On observe en France, comme dans de très nombreux pays du monde, une polarisation accrue entre l’extrême droite, parfois fascisante, et la gauche. Dans une période de crise profonde – écologique, sociale, économique, politique… – du capitalisme, l’affrontement se fait de plus en plus fort. « Il n’est désormais plus question de nouvelles réformes ni d’aumônes, mais plutôt de rogner et de revenir sur ce qui avait été déjà accordé. La domination politique de la bourgeoisie entre ainsi en contradiction non seulement avec les organes de la démocratie prolétarienne (syndicats et partis politiques), mais aussi avec la démocratie parlementaire dans le cadre de laquelle se sont constituées les organisations ouvrières » écrivait Trotski en 1932 à propos de l’Allemagne 1 .

Les problèmes posés en France sont les mêmes que ceux posés à l’échelle mondiale : comment combiner d’une part la reconstruction du mouvement ouvrier, d’une classe consciente d’elle-même, d’un prolétariat qui a changé et dont aujourd’hui les personnes racisées, les femmes mobilisées et les LGBTI constituent un élément moteur et imbriqué avec les ouvrier·es et les employé·es conscient·es, avec d’autre part la défense d’une orientation à la hauteur des enjeux posés par la crise du capitalisme.

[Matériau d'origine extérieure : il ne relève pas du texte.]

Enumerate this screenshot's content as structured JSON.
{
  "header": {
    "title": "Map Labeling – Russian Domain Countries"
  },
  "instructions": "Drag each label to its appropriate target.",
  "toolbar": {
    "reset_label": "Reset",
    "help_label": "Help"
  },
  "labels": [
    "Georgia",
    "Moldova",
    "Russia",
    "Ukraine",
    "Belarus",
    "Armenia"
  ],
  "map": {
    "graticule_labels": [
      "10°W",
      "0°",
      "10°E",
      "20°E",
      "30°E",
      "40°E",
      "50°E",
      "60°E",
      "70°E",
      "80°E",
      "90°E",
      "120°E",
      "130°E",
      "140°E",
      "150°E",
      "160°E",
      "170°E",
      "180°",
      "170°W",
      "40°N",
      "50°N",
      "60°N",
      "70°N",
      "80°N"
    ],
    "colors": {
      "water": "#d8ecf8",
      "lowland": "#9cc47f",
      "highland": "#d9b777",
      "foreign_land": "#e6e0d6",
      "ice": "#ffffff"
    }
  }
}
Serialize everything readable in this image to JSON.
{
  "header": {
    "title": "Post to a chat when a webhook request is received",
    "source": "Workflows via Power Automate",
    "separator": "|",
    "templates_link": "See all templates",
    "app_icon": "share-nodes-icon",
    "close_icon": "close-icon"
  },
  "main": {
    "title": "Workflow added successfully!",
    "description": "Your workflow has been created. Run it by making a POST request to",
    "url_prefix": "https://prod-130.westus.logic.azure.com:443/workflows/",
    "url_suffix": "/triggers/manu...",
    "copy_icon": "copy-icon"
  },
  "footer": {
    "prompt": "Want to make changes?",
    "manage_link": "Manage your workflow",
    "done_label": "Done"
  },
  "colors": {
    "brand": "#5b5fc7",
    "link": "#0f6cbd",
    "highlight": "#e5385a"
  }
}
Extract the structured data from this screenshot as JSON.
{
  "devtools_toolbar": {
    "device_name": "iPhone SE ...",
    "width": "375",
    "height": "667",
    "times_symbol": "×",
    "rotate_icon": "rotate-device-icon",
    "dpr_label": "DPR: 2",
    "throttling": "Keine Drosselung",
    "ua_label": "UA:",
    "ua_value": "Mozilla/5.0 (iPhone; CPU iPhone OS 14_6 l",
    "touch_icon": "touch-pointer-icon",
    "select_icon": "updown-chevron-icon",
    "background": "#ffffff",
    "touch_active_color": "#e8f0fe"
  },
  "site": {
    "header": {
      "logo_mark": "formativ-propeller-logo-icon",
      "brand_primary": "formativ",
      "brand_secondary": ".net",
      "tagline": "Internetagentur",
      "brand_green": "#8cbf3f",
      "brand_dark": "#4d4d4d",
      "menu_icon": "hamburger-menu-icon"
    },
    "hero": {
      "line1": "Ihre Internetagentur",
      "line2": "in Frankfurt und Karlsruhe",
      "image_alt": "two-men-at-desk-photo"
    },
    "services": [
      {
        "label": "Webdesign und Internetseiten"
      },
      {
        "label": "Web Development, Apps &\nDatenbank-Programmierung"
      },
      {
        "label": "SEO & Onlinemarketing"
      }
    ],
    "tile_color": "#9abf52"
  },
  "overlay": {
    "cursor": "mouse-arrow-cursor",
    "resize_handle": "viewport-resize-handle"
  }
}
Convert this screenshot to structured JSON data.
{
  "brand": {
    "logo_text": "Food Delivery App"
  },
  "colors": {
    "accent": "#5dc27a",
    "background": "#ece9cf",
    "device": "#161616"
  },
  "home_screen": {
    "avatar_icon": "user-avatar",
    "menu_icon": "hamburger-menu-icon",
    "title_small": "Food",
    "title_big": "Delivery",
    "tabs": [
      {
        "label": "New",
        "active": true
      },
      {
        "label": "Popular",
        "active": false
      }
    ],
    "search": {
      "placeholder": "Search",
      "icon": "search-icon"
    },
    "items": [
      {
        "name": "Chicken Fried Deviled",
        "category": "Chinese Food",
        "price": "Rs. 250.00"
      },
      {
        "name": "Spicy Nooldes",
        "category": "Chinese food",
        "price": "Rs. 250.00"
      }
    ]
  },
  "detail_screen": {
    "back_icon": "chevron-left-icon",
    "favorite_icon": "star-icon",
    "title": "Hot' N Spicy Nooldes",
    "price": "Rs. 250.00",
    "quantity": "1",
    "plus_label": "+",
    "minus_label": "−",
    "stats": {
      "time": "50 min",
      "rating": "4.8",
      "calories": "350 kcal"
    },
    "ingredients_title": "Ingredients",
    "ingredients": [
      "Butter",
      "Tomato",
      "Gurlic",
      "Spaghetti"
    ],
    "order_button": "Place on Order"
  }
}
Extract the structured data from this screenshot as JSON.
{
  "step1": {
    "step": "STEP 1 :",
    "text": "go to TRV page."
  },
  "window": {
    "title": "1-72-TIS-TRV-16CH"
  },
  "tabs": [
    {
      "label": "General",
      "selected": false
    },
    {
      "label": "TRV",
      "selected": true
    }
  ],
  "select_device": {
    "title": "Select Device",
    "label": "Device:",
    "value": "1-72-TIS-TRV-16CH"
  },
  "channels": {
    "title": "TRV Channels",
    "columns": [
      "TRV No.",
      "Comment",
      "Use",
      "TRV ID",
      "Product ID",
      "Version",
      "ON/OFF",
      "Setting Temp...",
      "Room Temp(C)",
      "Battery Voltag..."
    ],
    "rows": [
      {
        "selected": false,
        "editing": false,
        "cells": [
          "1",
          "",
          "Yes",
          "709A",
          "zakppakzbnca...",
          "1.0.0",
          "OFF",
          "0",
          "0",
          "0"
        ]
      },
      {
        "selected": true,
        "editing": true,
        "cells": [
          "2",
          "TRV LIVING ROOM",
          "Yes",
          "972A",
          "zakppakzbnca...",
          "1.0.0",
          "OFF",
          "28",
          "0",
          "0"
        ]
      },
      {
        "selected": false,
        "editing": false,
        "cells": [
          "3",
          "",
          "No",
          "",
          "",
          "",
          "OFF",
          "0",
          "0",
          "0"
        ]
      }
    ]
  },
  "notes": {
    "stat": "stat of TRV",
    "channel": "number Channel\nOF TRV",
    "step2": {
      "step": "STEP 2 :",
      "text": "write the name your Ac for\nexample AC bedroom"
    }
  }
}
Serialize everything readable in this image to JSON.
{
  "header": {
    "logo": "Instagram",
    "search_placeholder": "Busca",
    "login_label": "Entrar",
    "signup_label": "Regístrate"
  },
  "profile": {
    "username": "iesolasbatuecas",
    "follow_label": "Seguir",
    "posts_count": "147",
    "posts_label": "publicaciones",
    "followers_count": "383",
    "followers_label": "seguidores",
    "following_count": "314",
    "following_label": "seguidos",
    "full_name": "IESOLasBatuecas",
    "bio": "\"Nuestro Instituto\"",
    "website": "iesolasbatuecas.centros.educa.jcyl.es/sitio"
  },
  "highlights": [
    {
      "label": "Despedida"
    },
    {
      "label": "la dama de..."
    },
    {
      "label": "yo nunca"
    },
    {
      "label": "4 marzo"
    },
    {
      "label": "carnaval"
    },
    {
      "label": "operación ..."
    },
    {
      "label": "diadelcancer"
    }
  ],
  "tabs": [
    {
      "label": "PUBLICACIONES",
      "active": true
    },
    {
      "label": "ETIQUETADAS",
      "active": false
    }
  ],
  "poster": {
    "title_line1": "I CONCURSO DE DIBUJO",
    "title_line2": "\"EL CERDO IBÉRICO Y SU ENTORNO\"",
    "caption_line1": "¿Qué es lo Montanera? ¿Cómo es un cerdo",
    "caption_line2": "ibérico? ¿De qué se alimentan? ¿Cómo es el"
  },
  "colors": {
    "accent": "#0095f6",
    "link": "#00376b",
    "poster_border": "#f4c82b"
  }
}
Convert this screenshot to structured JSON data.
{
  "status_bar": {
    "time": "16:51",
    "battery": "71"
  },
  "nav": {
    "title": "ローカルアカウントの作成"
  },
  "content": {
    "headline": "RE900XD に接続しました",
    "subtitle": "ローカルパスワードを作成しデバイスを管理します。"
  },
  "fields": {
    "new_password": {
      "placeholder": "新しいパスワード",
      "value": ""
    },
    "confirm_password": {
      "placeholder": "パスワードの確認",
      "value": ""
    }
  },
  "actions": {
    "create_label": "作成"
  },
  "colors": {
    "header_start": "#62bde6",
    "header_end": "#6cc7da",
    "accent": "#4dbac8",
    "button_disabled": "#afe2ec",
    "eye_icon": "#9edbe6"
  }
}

Il ne peut être question, dans une telle période, de participer à des gouvernements sociaux libéraux, avec Lula au Brésil, le Parti travailliste en Grande-Bretagne, un nouveau Hollande en France ou un Biden aux États-Unis. Le rôle des révolutionnaires est de tenter de regrouper les secteurs du mouvement favorables au front unique, à la construction de mobilisations de masse, unitaires, seules à même de modifier les rapports de forces politiques et sociaux et d’ouvrir la voie à la construction d’une autre société. À nous, dans le monde entier, de nous insérer dans les dynamiques militantes, de les renforcer, pour les pousser jusqu’au bout ! 

Le 8 juillet 2024

 Antoine Larrache est rédacteur d’Inprecor, membre de la direction de la IVe Internationale et du NPA-L’Anticapitaliste.

  • 1« La seule voie », dans Comment vaincre le fascisme, 13 septembre 1932.